From the outside, it appears that "upset the regime" includes "cheating your way into profits".
That said, it's very difficult to be sure if what I see from the outside is propaganda. Or rather, it is always propaganda even when it's true, and I can't tell how much of it is China's own self-promotion vs. other people giving negative propaganda.
I'm saying from the outside, it doesn't look like that. That's a much weaker statement, as should've been obvious from what I went on to say about propaganda.
Even with the sub-heading "It's legal, and that's the problem."*, and even though this kind of cheating is broader than this reply chain from "There is no such thing as too big to fail in China", this is absolutely within bounds for what I asked for :)
* and the not-proof-read AI generated image, that never helps…
There's ways to invest in stocks that are not cheating, for example.
Or, you know, they might have done what I myself am doing right now and be landlords. That's not cheating. Or at least, I don't think it is, I don't know what the Chinese government considers it to be, what with communism and all.
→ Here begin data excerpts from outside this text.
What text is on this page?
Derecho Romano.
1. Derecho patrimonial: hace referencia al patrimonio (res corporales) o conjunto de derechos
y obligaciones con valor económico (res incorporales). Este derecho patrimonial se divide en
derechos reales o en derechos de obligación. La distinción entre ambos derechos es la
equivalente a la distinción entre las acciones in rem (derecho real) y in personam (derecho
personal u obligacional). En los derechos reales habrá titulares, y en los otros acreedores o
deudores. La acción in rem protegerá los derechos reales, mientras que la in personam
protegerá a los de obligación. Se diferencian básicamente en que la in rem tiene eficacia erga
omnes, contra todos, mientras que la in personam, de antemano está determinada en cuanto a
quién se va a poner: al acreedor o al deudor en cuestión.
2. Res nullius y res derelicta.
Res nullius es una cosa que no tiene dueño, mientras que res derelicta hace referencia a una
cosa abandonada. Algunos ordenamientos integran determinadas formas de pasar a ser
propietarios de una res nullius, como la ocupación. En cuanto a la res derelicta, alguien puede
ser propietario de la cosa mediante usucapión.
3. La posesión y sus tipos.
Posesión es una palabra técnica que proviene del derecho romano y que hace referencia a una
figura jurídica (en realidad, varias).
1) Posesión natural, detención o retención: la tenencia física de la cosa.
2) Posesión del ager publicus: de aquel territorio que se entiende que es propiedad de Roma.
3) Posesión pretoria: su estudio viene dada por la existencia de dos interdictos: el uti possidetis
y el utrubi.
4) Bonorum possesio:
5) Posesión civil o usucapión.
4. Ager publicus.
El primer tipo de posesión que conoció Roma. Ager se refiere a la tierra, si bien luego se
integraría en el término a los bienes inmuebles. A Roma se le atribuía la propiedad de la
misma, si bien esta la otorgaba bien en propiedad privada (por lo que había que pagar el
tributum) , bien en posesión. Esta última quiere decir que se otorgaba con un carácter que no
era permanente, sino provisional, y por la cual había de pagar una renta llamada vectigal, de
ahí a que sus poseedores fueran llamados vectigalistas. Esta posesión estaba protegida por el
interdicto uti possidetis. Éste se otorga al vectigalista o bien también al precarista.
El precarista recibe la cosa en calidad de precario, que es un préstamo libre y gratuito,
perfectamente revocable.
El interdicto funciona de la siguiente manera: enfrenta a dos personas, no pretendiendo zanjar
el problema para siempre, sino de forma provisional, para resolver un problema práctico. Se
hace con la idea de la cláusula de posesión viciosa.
For this context: cheating is in the sense of "large bets where the cost of failure will be paid by the state and yet they get to keep the profits in the event of success": I think that if any of them have made such bets, those bets have paid off. I think that if any such bet had been made and failed, it would have been noticed by people outside China.
As I said:
From the outside, it appears that "upset the regime" includes "cheating your way into profits".
Key parts: "from the outside", and "appears".
In the event they make a bet and it fails and we spot it, that specific chain is what would make it cease to "appear" to be so "from the outside".